To get maximum efficiency, save this as a reusable tool you can access in one click:
Option 1 β Pinned conversation: In ChatGPT, start a conversation with the master prompt. Pin it. Every time you need to analyze a candidate, open that conversation and paste the new profile and JD.
Option 2 β Custom GPT: Build a simple custom GPT with the master prompt as its system instructions. Name it something like "Candidate Fit Analyzer." Now you have a dedicated tool in your sidebar β paste in the profile and JD, and it runs the analysis automatically.
Option 3 β Claude Project: Create a Claude Project with the master prompt as the project instructions. Upload the JD as a project file. Then for each candidate, just paste their LinkedIn profile and the analysis runs against the stored JD.
Option 4 β Text expander: If you use a text expander tool (TextExpander, Raycast, or even keyboard shortcuts), save the master prompt as a snippet. Type your trigger, the full prompt appears, and you paste in the details.
Whichever method you choose, the goal is the same: reduce the friction between "I found an interesting candidate" and "I know exactly how they fit this role" to under 60 seconds.
The real power of this prompt is not in any single analysis β it is in running it consistently across every candidate you evaluate.
When you use the same framework for every candidate on a role, three things happen:
Pattern recognition β After analyzing five or six candidates, you start seeing clear patterns. Maybe the market has plenty of candidates with skills A and B, but very few with skill C. That insight helps you advise hiring managers on what is realistic to expect.
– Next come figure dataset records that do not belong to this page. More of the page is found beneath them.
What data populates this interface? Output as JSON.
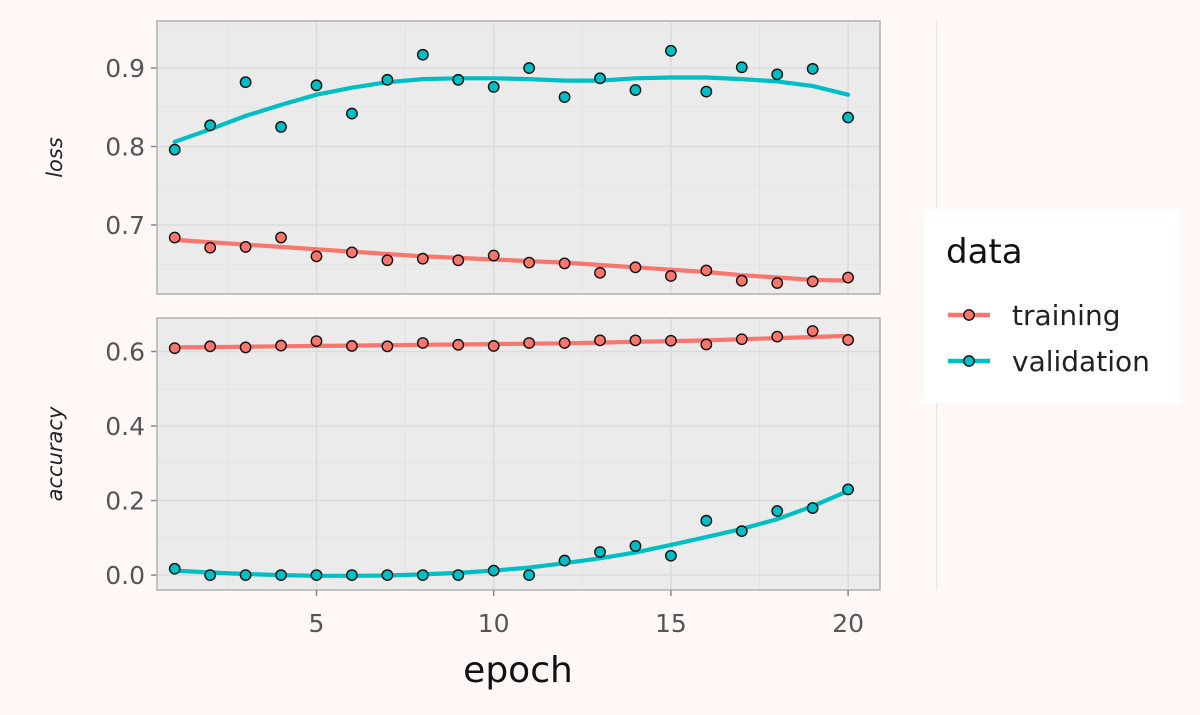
{
  "chart_data": {
    "type": "scatter",
    "x_label": "epoch",
    "x_ticks": [
      5,
      10,
      15,
      20
    ],
    "xlim": [
      0.5,
      20.9
    ],
    "legend": {
      "title": "data",
      "position": "right",
      "entries": [
        {
          "name": "training",
          "color": "#F8766D"
        },
        {
          "name": "validation",
          "color": "#00BFC4"
        }
      ]
    },
    "panels": [
      {
        "id": "loss",
        "label": "loss",
        "ylim": [
          0.612,
          0.96
        ],
        "y_ticks": [
          0.7,
          0.8,
          0.9
        ],
        "y_tick_labels": [
          "0.7",
          "0.8",
          "0.9"
        ],
        "series": [
          {
            "name": "training",
            "color": "#F8766D",
            "x": [
              1,
              2,
              3,
              4,
              5,
              6,
              7,
              8,
              9,
              10,
              11,
              12,
              13,
              14,
              15,
              16,
              17,
              18,
              19,
              20
            ],
            "y": [
              0.684,
              0.671,
              0.672,
              0.684,
              0.66,
              0.665,
              0.655,
              0.657,
              0.655,
              0.661,
              0.652,
              0.651,
              0.639,
              0.646,
              0.635,
              0.642,
              0.629,
              0.626,
              0.628,
              0.633
            ],
            "smooth": [
              0.681,
              0.678,
              0.675,
              0.672,
              0.669,
              0.666,
              0.663,
              0.66,
              0.658,
              0.656,
              0.654,
              0.652,
              0.649,
              0.646,
              0.643,
              0.64,
              0.636,
              0.633,
              0.63,
              0.629
            ]
          },
          {
            "name": "validation",
            "color": "#00BFC4",
            "x": [
              1,
              2,
              3,
              4,
              5,
              6,
              7,
              8,
              9,
              10,
              11,
              12,
              13,
              14,
              15,
              16,
              17,
              18,
              19,
              20
            ],
            "y": [
              0.796,
              0.827,
              0.882,
              0.825,
              0.878,
              0.842,
              0.885,
              0.917,
              0.885,
              0.876,
              0.9,
              0.863,
              0.887,
              0.872,
              0.922,
              0.87,
              0.901,
              0.892,
              0.899,
              0.837
            ],
            "smooth": [
              0.806,
              0.822,
              0.839,
              0.853,
              0.866,
              0.875,
              0.882,
              0.886,
              0.887,
              0.887,
              0.886,
              0.884,
              0.884,
              0.887,
              0.888,
              0.888,
              0.886,
              0.883,
              0.877,
              0.866
            ]
          }
        ]
      },
      {
        "id": "accuracy",
        "label": "accuracy",
        "ylim": [
          -0.04,
          0.69
        ],
        "y_ticks": [
          0.0,
          0.2,
          0.4,
          0.6
        ],
        "y_tick_labels": [
          "0.0",
          "0.2",
          "0.4",
          "0.6"
        ],
        "series": [
          {
            "name": "training",
            "color": "#F8766D",
            "x": [
              1,
              2,
              3,
              4,
              5,
              6,
              7,
              8,
              9,
              10,
              11,
              12,
              13,
              14,
              15,
              16,
              17,
              18,
              19,
              20
            ],
            "y": [
              0.609,
              0.614,
              0.611,
              0.616,
              0.628,
              0.615,
              0.614,
              0.623,
              0.618,
              0.615,
              0.623,
              0.623,
              0.63,
              0.63,
              0.629,
              0.619,
              0.633,
              0.64,
              0.655,
              0.631
            ],
            "smooth": [
              0.611,
              0.612,
              0.613,
              0.614,
              0.615,
              0.616,
              0.617,
              0.618,
              0.619,
              0.62,
              0.621,
              0.622,
              0.624,
              0.626,
              0.628,
              0.63,
              0.633,
              0.636,
              0.639,
              0.642
            ]
          },
          {
            "name": "validation",
            "color": "#00BFC4",
            "x": [
              1,
              2,
              3,
              4,
              5,
              6,
              7,
              8,
              9,
              10,
              11,
              12,
              13,
              14,
              15,
              16,
              17,
              18,
              19,
              20
            ],
            "y": [
              0.017,
              0.0,
              0.0,
              0.0,
              0.0,
              0.0,
              0.0,
              0.0,
              0.0,
              0.012,
              0.0,
              0.039,
              0.062,
              0.078,
              0.052,
              0.146,
              0.118,
              0.172,
              0.18,
              0.23
            ],
            "smooth": [
              0.012,
              0.007,
              0.003,
              0.0,
              -0.002,
              -0.002,
              -0.001,
              0.002,
              0.006,
              0.012,
              0.02,
              0.032,
              0.045,
              0.061,
              0.081,
              0.102,
              0.124,
              0.15,
              0.185,
              0.226
            ]
          }
        ]
      }
    ]
  }
}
Faster decisions β Instead of re-reading profiles three times trying to remember what you noticed, you have a structured summary you can reference in seconds. Your shortlist comes together in minutes, not hours.
Better hiring manager conversations β Instead of saying "I think this candidate is strong," you can say "They scored 81%. Strengths are X, Y, Z. Gaps are A and B. Here are the questions I'd ask to probe those gaps." That is a recruiter who gets taken seriously.